After a small fight she left me and threw a fit, spit on me, punched me in the face and told me she hated me, f you's all over the place, I never spoke to her this way, ever. And I was lost. Drinking all weekend couldn't stay at my apartment, moved out for a month, just recently went back for privacy and after a month of no contact and actually i started to feel much better for te last week or so, we talked for a few hours online. During this, she was nice at first claimed she cared and worried etc but wouldn't say whether she loves me or not. I guess I don't care. She either does and doesn't want to say it or is heartless and I don't care. I did everything for her because she refused to do anything. Paid all the bills, did ALL the work, bent over backwards to suit her and she left ME. Telling me I was terrible and it was all my fault and that I was worse then her messed up family who abused her growing up.
I hadnt talked to her at all since the break until last night, but curiosity got the best of me after she liked several things of mine on facebook, and I'd drank a little, wasn't drunk but felt good and thats probably why I was willing to talk to her, my sane rational self knows better even without closure. Now I'm back to day 1 nc and having lots of troubles. I've read through this forum for a while but just decided to join and share my story. During our talk she started out nice an eventually told me I need to grow up and I'm irresponsible etc. and that I'm trashy for going to bars/clubs. Oh and mind you I wasn't aloud to even be gone much during our relationship. I feel terrible. Now I want to talk to her again. Why? I have no idea. She treated me horribly and left me. She's back to her old crazy habits now and changed completely as I knew she would. It's what she always does when she has all the time in the world to sit and do nothing but dwell and feel bad for herself.

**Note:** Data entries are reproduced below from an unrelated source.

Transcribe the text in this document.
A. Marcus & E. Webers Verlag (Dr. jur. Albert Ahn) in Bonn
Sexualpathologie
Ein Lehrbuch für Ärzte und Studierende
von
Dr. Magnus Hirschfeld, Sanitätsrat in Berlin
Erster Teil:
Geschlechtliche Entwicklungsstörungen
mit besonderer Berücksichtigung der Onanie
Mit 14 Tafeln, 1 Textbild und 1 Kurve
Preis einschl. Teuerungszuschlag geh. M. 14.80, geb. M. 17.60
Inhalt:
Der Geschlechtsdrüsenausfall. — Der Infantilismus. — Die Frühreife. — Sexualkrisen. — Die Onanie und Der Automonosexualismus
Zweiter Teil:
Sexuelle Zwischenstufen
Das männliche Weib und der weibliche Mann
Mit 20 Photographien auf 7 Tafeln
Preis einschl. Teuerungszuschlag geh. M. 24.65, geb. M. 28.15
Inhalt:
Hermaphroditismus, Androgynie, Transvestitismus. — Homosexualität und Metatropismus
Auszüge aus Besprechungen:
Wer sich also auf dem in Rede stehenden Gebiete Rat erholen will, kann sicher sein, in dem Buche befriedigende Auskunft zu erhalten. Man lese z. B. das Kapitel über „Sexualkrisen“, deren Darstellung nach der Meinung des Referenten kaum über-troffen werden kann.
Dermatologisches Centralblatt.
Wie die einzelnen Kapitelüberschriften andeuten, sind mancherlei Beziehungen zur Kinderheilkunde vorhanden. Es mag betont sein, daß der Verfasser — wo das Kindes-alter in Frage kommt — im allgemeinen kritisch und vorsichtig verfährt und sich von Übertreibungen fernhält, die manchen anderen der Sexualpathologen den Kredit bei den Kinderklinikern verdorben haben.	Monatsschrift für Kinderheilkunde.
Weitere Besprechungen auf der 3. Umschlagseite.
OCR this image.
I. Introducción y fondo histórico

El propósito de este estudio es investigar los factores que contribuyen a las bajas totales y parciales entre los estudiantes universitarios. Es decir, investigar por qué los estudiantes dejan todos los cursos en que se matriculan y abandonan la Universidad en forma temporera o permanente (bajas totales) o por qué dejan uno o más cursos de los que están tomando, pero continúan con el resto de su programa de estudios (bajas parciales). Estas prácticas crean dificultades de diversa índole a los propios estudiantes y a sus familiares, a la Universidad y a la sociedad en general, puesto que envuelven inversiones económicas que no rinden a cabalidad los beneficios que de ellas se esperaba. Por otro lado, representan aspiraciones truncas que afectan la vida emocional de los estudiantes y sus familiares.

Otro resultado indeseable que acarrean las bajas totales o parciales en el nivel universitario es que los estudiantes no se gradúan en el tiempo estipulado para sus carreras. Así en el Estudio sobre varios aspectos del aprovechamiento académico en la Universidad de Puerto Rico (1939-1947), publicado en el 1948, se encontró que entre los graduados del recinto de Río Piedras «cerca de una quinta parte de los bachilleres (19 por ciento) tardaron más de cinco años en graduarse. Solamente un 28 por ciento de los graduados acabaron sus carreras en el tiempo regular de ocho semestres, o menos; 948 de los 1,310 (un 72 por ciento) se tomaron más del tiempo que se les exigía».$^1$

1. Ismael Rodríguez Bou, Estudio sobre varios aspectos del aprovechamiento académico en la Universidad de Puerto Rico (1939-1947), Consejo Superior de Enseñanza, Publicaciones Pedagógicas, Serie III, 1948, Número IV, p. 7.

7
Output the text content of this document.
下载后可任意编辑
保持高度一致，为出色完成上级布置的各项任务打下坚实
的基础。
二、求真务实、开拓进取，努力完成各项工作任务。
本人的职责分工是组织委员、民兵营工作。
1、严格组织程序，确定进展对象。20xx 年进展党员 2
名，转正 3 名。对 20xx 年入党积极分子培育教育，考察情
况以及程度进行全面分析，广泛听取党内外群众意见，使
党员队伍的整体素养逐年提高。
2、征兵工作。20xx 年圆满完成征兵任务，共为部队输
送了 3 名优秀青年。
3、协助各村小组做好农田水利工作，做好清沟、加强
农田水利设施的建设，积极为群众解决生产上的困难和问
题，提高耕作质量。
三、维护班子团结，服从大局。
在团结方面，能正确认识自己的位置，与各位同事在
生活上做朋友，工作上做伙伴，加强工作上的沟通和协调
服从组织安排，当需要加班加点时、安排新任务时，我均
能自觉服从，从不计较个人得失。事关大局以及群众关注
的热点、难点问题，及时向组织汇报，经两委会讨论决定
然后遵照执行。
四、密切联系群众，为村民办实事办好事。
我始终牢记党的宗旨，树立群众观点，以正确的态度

She was a controlling, manipulating, shell of a sad person and I wanted to take care of her forever. I really am lost. Lost as to why I feel even half sad over this. During the last week I was feeling much better too, then we talked and now I'm sad again. I don't want to live in my apartment. That was our place for 2 and a half of our four years. I don't want to live in this town, it's small and lonely and we were planning on moving from it soon now that's shot. I don't know what to do everyone, please help me.